A Radical Line: From the Labor Movement to the Weather Underground, One Family’s Century of Conscience is the product of a college journalism class, with author Thai Jones writing a personal history of his family and their activities as part of the American left. Jones’ parents, Eleanor Stein and Jeff Jones were both active in Students for a Democratic Society (SDS), Weatherman, and the Weather Underground and were for many years sought by the FBI as fugitives for their participation in the bombing of the Pentagon, the Capitol, and other symbols of state and corporate power during the 1970s. A Radical Line joins a wealth of new material about the Weather Underground–Bill Ayers Fugitive Days, Jeremy Varon’s Bringing the War Home, and The Weather Underground in presenting a well-considered appraisal of New Left militancy in the 1960s and 1970s.
While right-wing commentators have made a cottage industry out of criticizing “sixties radicals” for their excesses and inconsistencies, A Radical Line confronts the common myth that the radicals of the 1960s were acting in a vacuum without tradition and were merely selfish youth–putting the activism of two SDS and Weather Underground members into the context of their families mutual struggles for social justice. Jones’ parents did not simply act out of a newfound consciousness in the 1960s but rather they were embracing their family history and traditions, and to a certain extent, the history and traditions of the American left. Eleanor Stein’s family had a long history of participation in the Communist movement and both her parents were part of the Communist underground (an underground which Jones humorously describes as “the most boring ever” with members simply discussing things and having meetings without any actions) and her father appeared before the House Un-American Activities Committee (HUAC) while both of her parents were frequently monitored by the FBI. Stein’s parents were also active in the struggle for civil rights in Washington DC, participating in the movement that would provide the gateway for Eleanor Stein’s involvement in radical politics. A Radical Line describes how she walked out on a class at Columbia to join the demonstrations that would lead to the 1968 “Columbia Uprising” and spent the next ten years involved in the militant fringes of the New Left. Similarly, Jeff Jones father was involved in radical politics, albeit of a much more subtle nature than Stein’s parents were. Jeff’s father was a pacifist and spent World War II at a camp for Conscientious Objectors, dedicating his life to teaching about peace and justice, instilling the values that would lead Jeff Jones from a student at Antioch College to a position as a national organizer for SDS and later the inner circle of the Weather Underground.

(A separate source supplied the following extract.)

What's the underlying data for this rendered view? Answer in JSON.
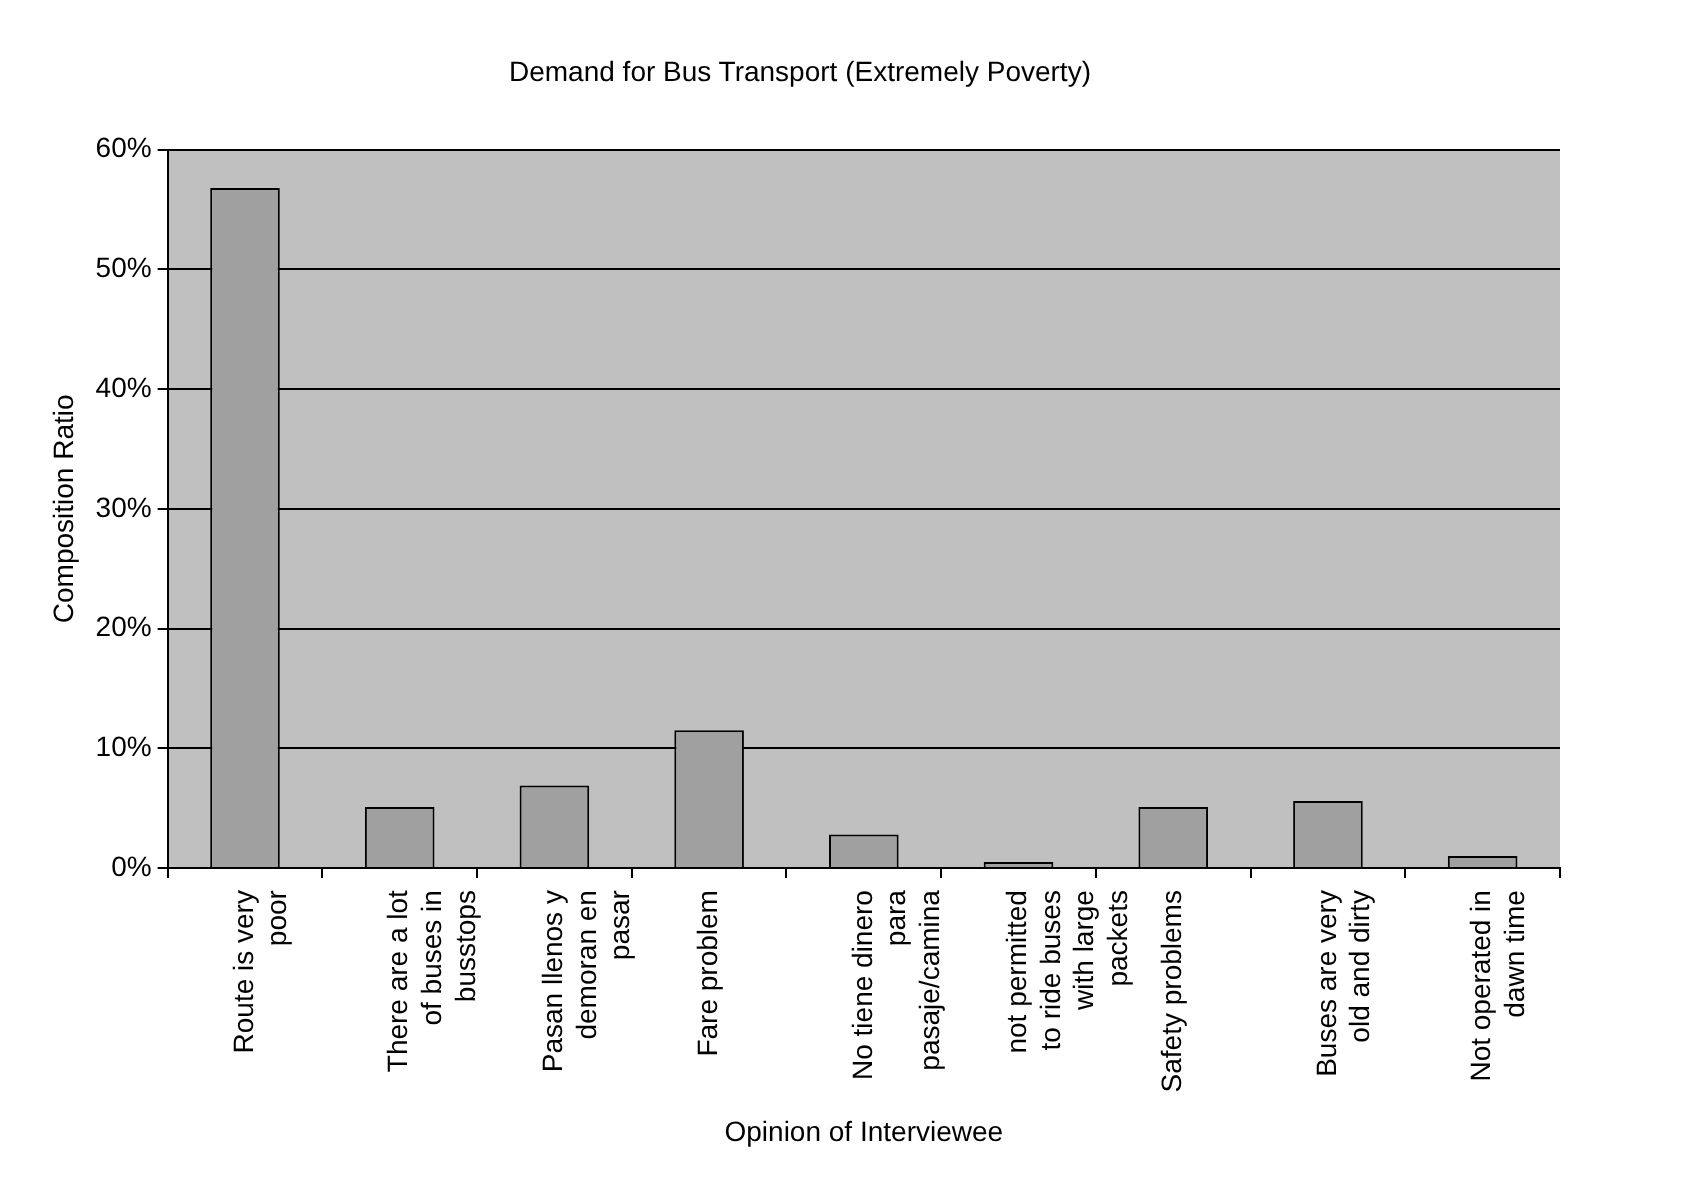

Perhaps the most refreshing aspect of A Radical Line is its honesty and sincerity. Thai Jones is not afraid to identify the many and varied mistakes his parents made during their antiwar activism–from crafting terribly dogmatic Leninist justifications for what was essentially symbolic civil disobedience via bombing during the 1970s and using “toughness” as a means of recruiting youth to their revolution. Jones’ book is full of disagreements between the generations, with neither Jeff Jones’ or Eleanor Stein’s parents fully supporting what their children were doing, demonstrating the ways in which the “Old Left” felt the New Left was failing to learn from their parents’ struggles. One of the most telling passages in the book is a description of the type of “organizing” that Jeff Jones did as a part of Weatherman before the Days of Rage in 1969. Thai writes how his father went to an SDS meeting with a few other Weathermen at the University of Wisconsin Madison, pushed an SDS speaker off the stage as the other Weatherman struck up karate poses behind him and shouted, “You don’t see any motherfucking students at any motherfucking college up here on this stage. All of us up here are stone communist revolutionaries,” while encouraging the confused and annoyed crowd to go “trash” the Army Math Research Center. Of course, the group ignored him, just as the larger antiwar movement ignored both Weatherman and the Weather Underground. While their analysis was almost a step forward and a catalyst towards a truly revolutionary antiwar movement, the macho militancy and praxis of Weatherman, specifically the abandonment of the mass antiwar movement, ended up relegating the group to irrelevancy. Rather than learn from the so-called “Old Left” of which Eleanor Stein’s mother Annie Stein participated in, Weatherman failed to take into account the destructive nature of sectarianism and fractured the student movement. When they realized the error in their politics and turned to Annie Stein and others to teach them about the history of leftwing theory and practice it was too late, and the Weather Underground split apart with most members turning themselves in while others went on to participate in even more irrelevant “armed struggle” groups.
A Radical Line is not a history of the Weather Underground and readers looking for such a book should look elsewhere. However, it is an entertaining a well-written history of one radical family and their missteps, which, to a large extent, were indicative of the historical missteps of the left in the United States. While occasionally suffering from vague descriptions of historical events, A Radical Line is an examination of the human side of historical actors that risked everything they had for what they believed would make a concrete difference in the struggle for social justice and the human consequences of their actions.
Thai Jones, A Radical Line: From the Labor Movement to the Weather Underground, One Family’s Century of Conscience, (Free Press, 2004).